Although you have perhaps hit the nail on the head when you claim that Kantian philosophy has no "practical" use -- it's a bit like Kant's definition of beauty, "purposiveness without purpose". It's perhaps a problem of the utilitarian thinking of modern sciences that all furthering of our knowledge and wisdom needs somehow to have a "practical" use and that there are no point to metaphysical considerations.
But your final statement of how all philosophy is dependent on the social/historical context in which they are given shows you moving towards away from the naive realism of scientific materialism into perhaps the territory of Hegel's historicism or Nietzsche's perspectivism. I wonder: do you think that historical/social determination applies also to modern scientific materialism or is that the one school of thought exempt?

>> No.22963706

>>22963686
I include real-life ethical choices within practical use and that includes "moral" choices or rather personal choices.
> I wonder: do you think that historical/social determination applies also to modern scientific materialism or is that the one school of thought exempt?
It's obviously not, but it can be aware of that fact and study their position within a historical process and use those insights to correct their point of view from presuppositions emerging from that determination. I'm determined but I know it and that knowledge of how precisely (not just as an abstract empty fact) yields useful insights for improving my point of view.

>> No.22963721

Wittgenstein filters another. Once you grasp his work, you'll see how so much philosophizing can just be dismissed.

>> No.22963738

>>22963456
Can confirm

>> No.22963741

>>22963706
Interesting okay. You are smarter and more well-read than I thought. I assumed you were just a /sci/ browser come to claim philosophy in general was bullshit (which of course it is but there's a difference between /sci/ person vs. a philosophy reader saying it).
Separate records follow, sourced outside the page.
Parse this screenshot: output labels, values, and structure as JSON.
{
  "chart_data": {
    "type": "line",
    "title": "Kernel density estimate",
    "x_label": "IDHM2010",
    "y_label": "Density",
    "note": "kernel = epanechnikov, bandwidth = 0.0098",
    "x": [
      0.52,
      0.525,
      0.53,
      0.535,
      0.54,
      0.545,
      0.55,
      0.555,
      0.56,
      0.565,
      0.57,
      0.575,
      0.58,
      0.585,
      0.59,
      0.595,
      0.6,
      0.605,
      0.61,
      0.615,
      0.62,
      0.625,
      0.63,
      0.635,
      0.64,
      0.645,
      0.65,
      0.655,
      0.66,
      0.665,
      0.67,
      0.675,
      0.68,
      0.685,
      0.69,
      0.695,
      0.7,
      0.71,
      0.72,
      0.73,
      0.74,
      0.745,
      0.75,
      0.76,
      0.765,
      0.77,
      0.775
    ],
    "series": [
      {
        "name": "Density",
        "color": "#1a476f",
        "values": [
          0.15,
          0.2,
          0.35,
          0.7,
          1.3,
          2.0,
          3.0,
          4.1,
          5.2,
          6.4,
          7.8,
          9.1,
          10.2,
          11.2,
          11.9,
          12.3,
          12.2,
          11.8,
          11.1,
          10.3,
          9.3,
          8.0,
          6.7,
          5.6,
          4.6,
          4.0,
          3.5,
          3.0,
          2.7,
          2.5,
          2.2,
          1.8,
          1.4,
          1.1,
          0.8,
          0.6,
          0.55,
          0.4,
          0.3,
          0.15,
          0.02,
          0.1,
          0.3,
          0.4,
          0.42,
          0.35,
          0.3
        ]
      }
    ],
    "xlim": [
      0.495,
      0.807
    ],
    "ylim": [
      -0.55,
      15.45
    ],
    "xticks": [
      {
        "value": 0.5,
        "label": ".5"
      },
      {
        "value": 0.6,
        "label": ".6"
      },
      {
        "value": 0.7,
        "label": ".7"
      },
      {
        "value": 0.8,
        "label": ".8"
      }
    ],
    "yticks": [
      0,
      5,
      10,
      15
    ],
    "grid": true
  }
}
I apologise also because I think some of the statements of my previous post were badly or confusedly worded (ie. "Kantians trust reality as they perceive it" -- maybe true on a practical but not really a theoretical level).

>> No.22963898

>>22963456
As a Kansan, I will single-handedly bring back 'hot ziggety!'

>> No.22965330

>>22963559
> By your logic, you can trust reality as you perceive it but only treat it as some kind of hallucination where suspension of disbelief is only necessary for practical life.
That's a good summary you did here actually.
But it's not clear to me what's your problem with this mindset.
Are you pretending to not understand it?
Come on, you summarized it, it should click in your head.